Campaign to ban “The Satanic Verses” was orchestrated by Jamaat-i-Islami, the party founded in Pakistan by Sayyid Abul A'la Maududi. A journalist-cum-theologian, Maududi preached that "for the entire human race, there is only one way of life which is Right in the eyes of God and that is al-Islam".
Rushdie was speaking Emory's India Summit on February 17, which was meant to cover new and emerging authors in India; however, the discussion was dominated by curiosity and concern over the decision.
Reporting on Sushdie’s comment, http://news.emory.edu/ said, “Following protests by the conservative religious group Shiksha Bachao Andolan Committee and a lawsuit filed by activist Dina Nath Batra, Penguin India settled the legal battle by agreeing to recall and destroy copies of ‘The Hindus: An Alternative History,’ which was published in 2009. The book is by Wendy Doniger, a professor at the University of Chicago Divinity School and noted Hinduism scholar.”
It added, “According to critics, the book violated a section of India's penal code that criminalizes ‘deliberate and malicious acts intended to outrage religious feelings of any class by insulting its religion or religious beliefs’."
"The casualness of the attacks on the arts in India and the broad of inertia of the mass of the public to the fact that these things are being done arises very little outrage, very little commentary. The attitude is 'if you got yourself banned, it is your fault because you did something you shouldn't have,'" Rushdie said.
"We are in the middle of a cultural emergency and the levels of oppression in the cultural area should worry us as much as the political oppression (in India) of the 1970s. There just isn't enough concern about it", he was quoted as saying.
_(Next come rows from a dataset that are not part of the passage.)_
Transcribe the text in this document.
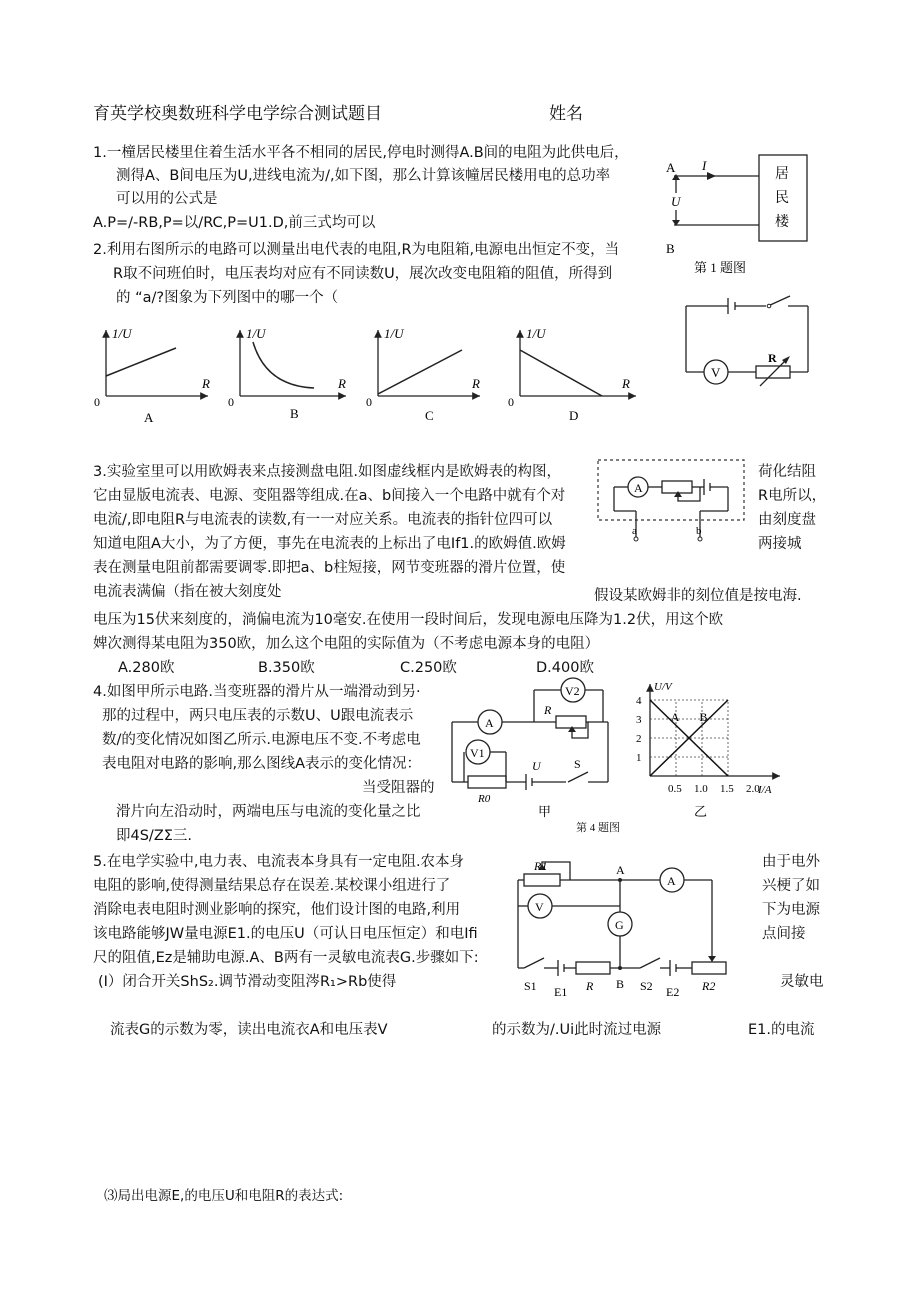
育英学校奥数班科学电学综合测试题目	姓名
1.一橦居民楼里住着生活水平各不相同的居民,停电时测得A.B间的电阻为此供电后，
测得A、B间电压为U,进线电流为/,如下图，那么计算该幢居民楼用电的总功率
可以用的公式是
A.P=/-RB,P=以/RC,P=U1.D,前三式均可以
A I
U
B
居
民
楼
第 1 题图
2.利用右图所示的电路可以测量出电代表的电阻,R为电阻箱,电源电出恒定不变，当
R取不问班伯时，电压表均对应有不同读数U，展次改变电阻箱的阻值，所得到
的 “a/?图象为下列图中的哪一个（
V
R
1/U
R
0
A
1/U
R
0
B
1/U
R
0
C
1/U
R
0
D
3.实验室里可以用欧姆表来点接测盘电阻.如图虚线框内是欧姆表的构图，
它由显版电流表、电源、变阻器等组成.在a、b间接入一个电路中就有个对
电流/,即电阻R与电流表的读数,有一一对应关系。电流表的指针位四可以
知道电阻A大小，为了方便，事先在电流表的上标出了电If1.的欧姆值.欧姆
表在测量电阻前都需要调零.即把a、b柱短接，网节变班器的滑片位置，使
电流表满偏（指在被大刻度处
荷化结阻
R电所以，
由刻度盘
两接城
假设某欧姆非的刻位值是按电海.
电压为15伏来刻度的，淌偏电流为10毫安.在使用一段时间后，发现电源电压降为1.2伏，用这个欧
婢次测得某电阻为350欧，加么这个电阻的实际值为（不考虑电源本身的电阻）
A.280欧	B.350欧	C.250欧	D.400欧
A
a	b
4.如图甲所示电路.当变班器的滑片从一端滑动到另·
那的过程中，两只电压表的示数U、U跟电流表示
数/的变化情况如图乙所示.电源电压不变.不考虑电
表电阻对电路的影响,那么图线A表示的变化情况：
当受阻器的
滑片向左沿动时，两端电压与电流的变化量之比
即4S∕ZΣ三.
V2
A
R
V1
U	S
R0
甲
4
3
2
1
0.5 1.0 1.5 2.0
A B
U/V
I/A
乙
第 4 题图
5.在电学实验中,电力表、电流表本身具有一定电阻.农本身
电阻的影响,使得测量结果总存在误差.某校课小组进行了
消除电表电阻时测业影响的探究，他们设计图的电路,利用
该电路能够JW量电源E1.的电压U（可认日电压恒定）和电Ifi
尺的阻值,Ez是辅助电源.A、B两有一灵敏电流表G.步骤如下:
由于电外
兴梗了如
下为电源
点间接
(I）闭合开关ShS₂.调节滑动变阻涔R₁>Rb使得	灵敏电
流表G的示数为零，读出电流衣A和电压表V	的示数为/.Ui此时流过电源	E1.的电流
⑶局出电源E,的电压U和电阻R的表达式:
R1	A
A
V
G
S1 E1 R B S2 E2 R2
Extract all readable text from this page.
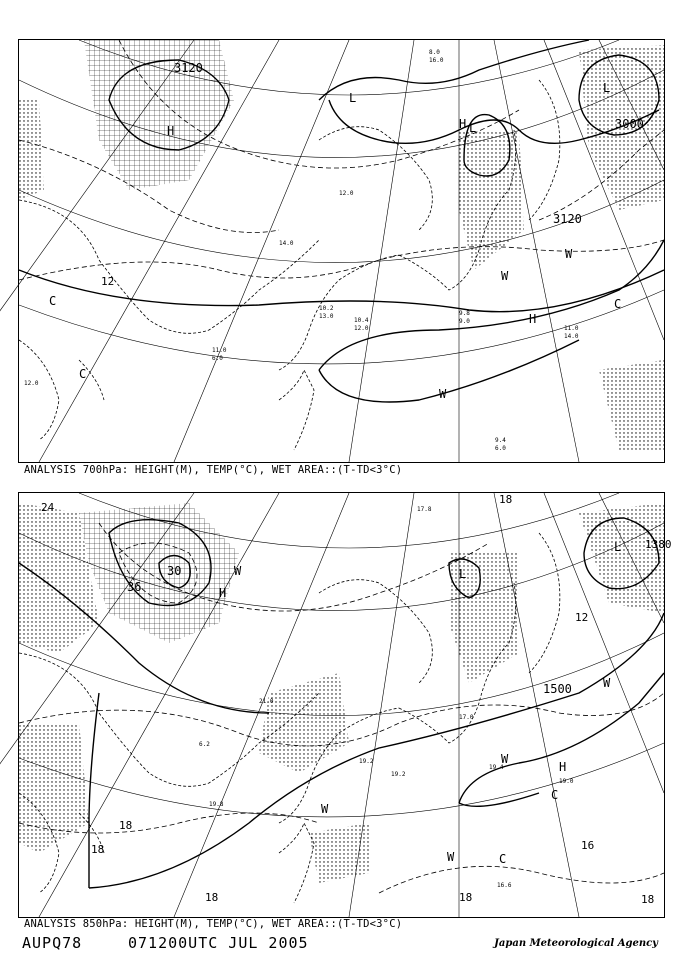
8.0
16.0
10.4
12.0	11.0
14.0
9.4
6.0
9.8
9.0
11.0
6.0
12.0
14.0
10.2
13.0
12.0
3120
3000
3120
12
H
L
H
L
C
C
W
W
W
H
C
L
ANALYSIS 700hPa: HEIGHT(M), TEMP(°C), WET AREA::(T-TD<3°C)
17.8
19.2
19.4
19.8
19.0
16.6
17.0
21.0
19.2
6.2
1500
1380
24
36
30
12
18
18
18	18	18
18
16
H
W
L
W
W
H
C
W
C
W
L
ANALYSIS 850hPa: HEIGHT(M), TEMP(°C), WET AREA::(T-TD<3°C)
AUPQ78	071200UTC JUL 2005	Japan Meteorological Agency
Because of the way the law is written in India, authorities more often side with those attacking literature and art than the attackers, Rushdie said, adding, “The attitude of the masses in India ranges from apathy to acceptance of the idea that the law should prevent people from saying things that offend them."
He added, "The artist or writer or scholar or filmmaker is blamed for having done that. It is not the fault of the bigot attacking him, it is his fault for having inflamed the bigot. Nobody defends the right of people to say things that other people may not like. If we are prevented from saying something that might offend somebody else, no one will be able to say anything."
Calling Doniger's book an extraordinary work of scholarship, Rushdie said he was worried for the future of Indian culture if archaic laws continue to allow the oppression of writers and artists on the basis of offending someone. "Literature and art are created by artists who go to the edge and push the boundaries. The history of literature is full of this."
In any literature you can see courageous writers who stand against the status quo when they believe it is wrong. You do not have to do this, but you should be able to. It should not be criminalized if you do," he pointed out.